The easily walkable historic centre of Valencia is without a doubt the most charming part of the city and holds most of its main tourist attractions. Made up of five neighbourhoods in the Ciutat Vella (Old Town), formerly a walled city from Roman times, it’s perfect for wandering the cobbled streets and soaking up Valencia’s lively atmosphere. Discover the best the city has to offer with these unmissable things to see and do.
The mostly Gothic cathedral of Valencia is probably the city’s most famous landmark, and a stunning one at that. Make sure you peek inside at the lavish interior, filled with treasures including a chalice that’s said to be the Holy Grail itself. If you feel energetic, climb the 207 steps of the cathedral’s bell tower, known as El Miguelet (or Micalet in the local Valencian language) for some of the most amazing views over the city.
Plaza de la Reina
Love it or hate it, the busy Plaza de la Reina is one of the liveliest spots in the city. This is where you’ll find several stunning buildings, including one side of the cathedral and its bell tower rising up at one end of the square, alongside much-loved local cafés serving up churros con chocolate and other treats. This is a popular spot for visitors, and it’s also where you’ll find gift shops, fast food chains, Irish bars, and much of the tourism-focused services in Valencia.

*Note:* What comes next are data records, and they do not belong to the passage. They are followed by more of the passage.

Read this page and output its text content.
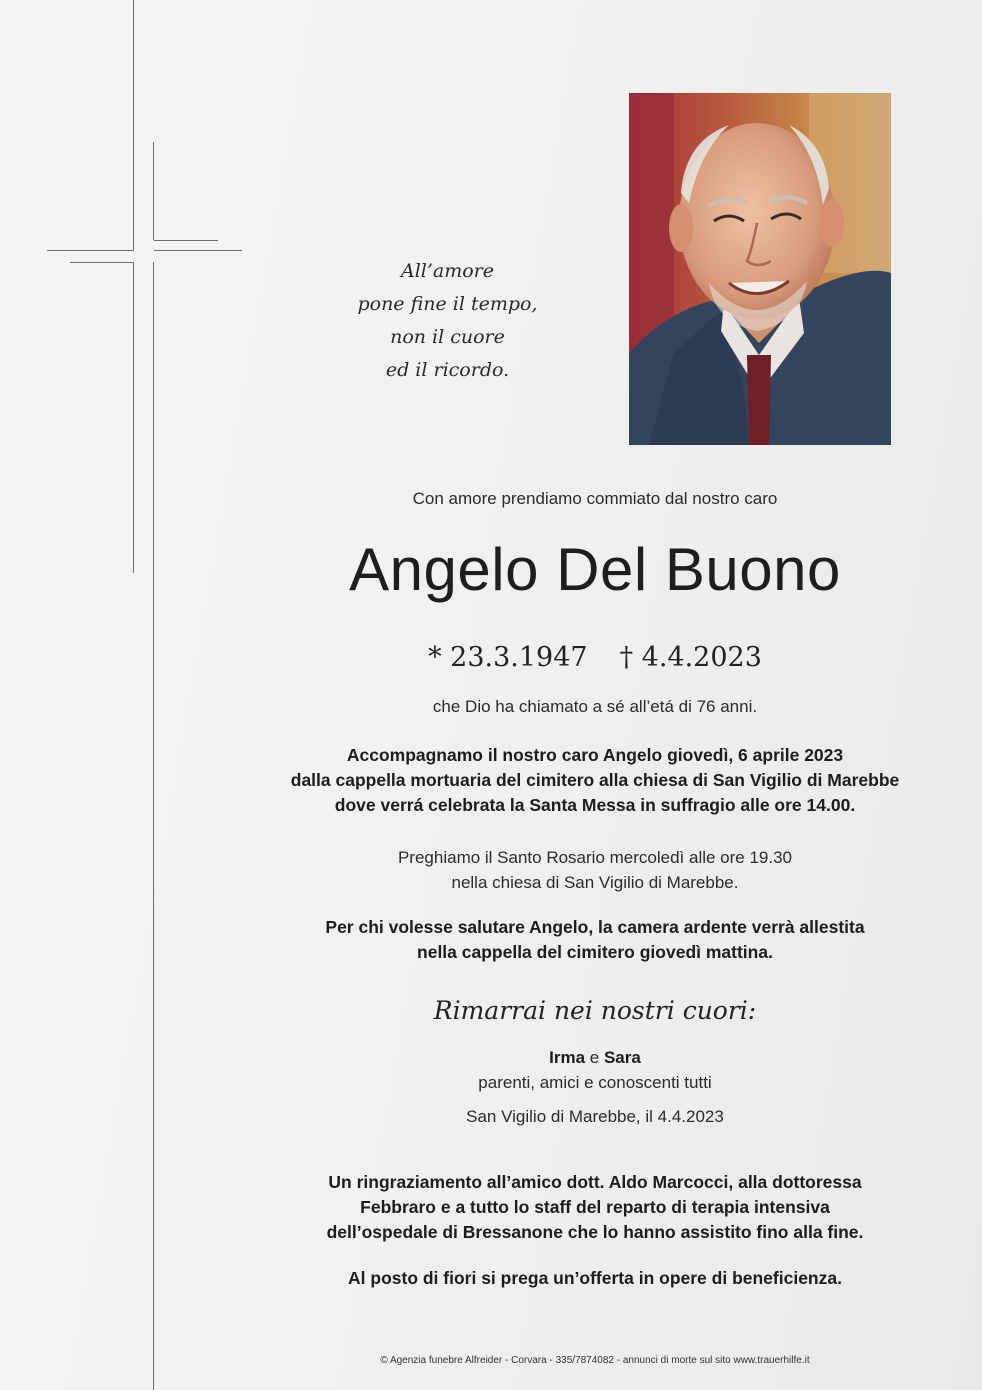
All’amore
pone fine il tempo,
non il cuore
ed il ricordo.
Con amore prendiamo commiato dal nostro caro
Angelo Del Buono
* 23.3.1947 † 4.4.2023
che Dio ha chiamato a sé all’etá di 76 anni.
Accompagnamo il nostro caro Angelo giovedì, 6 aprile 2023
dalla cappella mortuaria del cimitero alla chiesa di San Vigilio di Marebbe
dove verrá celebrata la Santa Messa in suffragio alle ore 14.00.
Preghiamo il Santo Rosario mercoledì alle ore 19.30
nella chiesa di San Vigilio di Marebbe.
Per chi volesse salutare Angelo, la camera ardente verrà allestita
nella cappella del cimitero giovedì mattina.
Rimarrai nei nostri cuori:
Irma e Sara
parenti, amici e conoscenti tutti
San Vigilio di Marebbe, il 4.4.2023
Un ringraziamento all’amico dott. Aldo Marcocci, alla dottoressa
Febbraro e a tutto lo staff del reparto di terapia intensiva
dell’ospedale di Bressanone che lo hanno assistito fino alla fine.
Al posto di fiori si prega un’offerta in opere di beneficienza.
© Agenzia funebre Alfreider - Corvara - 335/7874082 - annunci di morte sul sito www.trauerhilfe.it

The Quart and Serranos towers
These two sets of landmark city gate towers are remnants of the ancient walled city of Valencia. They were two of many parts of the walls fortifications, protecting the city from intruders. The towers have stood alone since the walls and other gates were demolished at the end of the 19th century to make way for the city’s rapid expansion. Today you can walk up and explore both towers, and enjoy the great views from the top.
La Llotja de la Seda
This is a round “square” in the centre of Valencia’s Old Town with a restaurant of the same name, not far from the town hall and the Plaza de la Reina. There’s a circular building with a courtyard and fountain, and a lively, pleasant atmosphere with bars and restaurants all around. Some of these restaurants have inflated prices and a bad reputation, so you might not want to linger, but the courtyard itself has a great atmosphere and is very unusual.

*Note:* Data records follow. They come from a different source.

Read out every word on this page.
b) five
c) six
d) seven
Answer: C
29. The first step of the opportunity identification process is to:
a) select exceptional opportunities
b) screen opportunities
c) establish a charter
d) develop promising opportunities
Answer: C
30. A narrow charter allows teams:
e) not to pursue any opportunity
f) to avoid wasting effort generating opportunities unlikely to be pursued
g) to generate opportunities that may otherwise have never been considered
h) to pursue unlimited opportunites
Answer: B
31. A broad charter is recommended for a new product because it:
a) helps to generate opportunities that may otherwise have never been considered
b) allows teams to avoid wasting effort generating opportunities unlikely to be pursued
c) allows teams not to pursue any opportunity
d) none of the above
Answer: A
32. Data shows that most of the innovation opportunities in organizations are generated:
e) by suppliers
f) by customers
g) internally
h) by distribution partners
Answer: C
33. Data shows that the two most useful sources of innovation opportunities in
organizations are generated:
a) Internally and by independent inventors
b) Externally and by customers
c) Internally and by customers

The Marqués de Dos Aguas Palace
One of the great things about visiting Valencia is how you can be walking casually down a seemingly average city street, and then unexpectedly come across a breathtakingly grand palace. This one in particular, built in 1740 by an aristocratic family, is famous for its stunning façade. The palace has been home to the Ceramics Museum since 1954, where you can see an impressive ceramics collection donated by Manuel González Martí.
The central market
This modernist National Monument in the city centre, just to the south of the Old Town, was originally a market for garden produce, fish and meat. The market stalls are long gone today, and instead the space now contains several chic cafes and flower stalls, and a space for changing photo exhibitions or events. The exterior is decorated with colourful tiles and has been carefully restored.
Valencia Institute of Modern Art (IVAM)
Valencia town hall
One of the city’s most important buildings and landmarks for both visitors and locals is the ayuntamiento de Valencia, or Valencia town hall, sitting on a square of the same name close to the train station. This impressive mostly 18th-century building boasts a clock tower, an elegant marble staircase and a ballroom, as well as its official areas. The City History Museum is also housed here.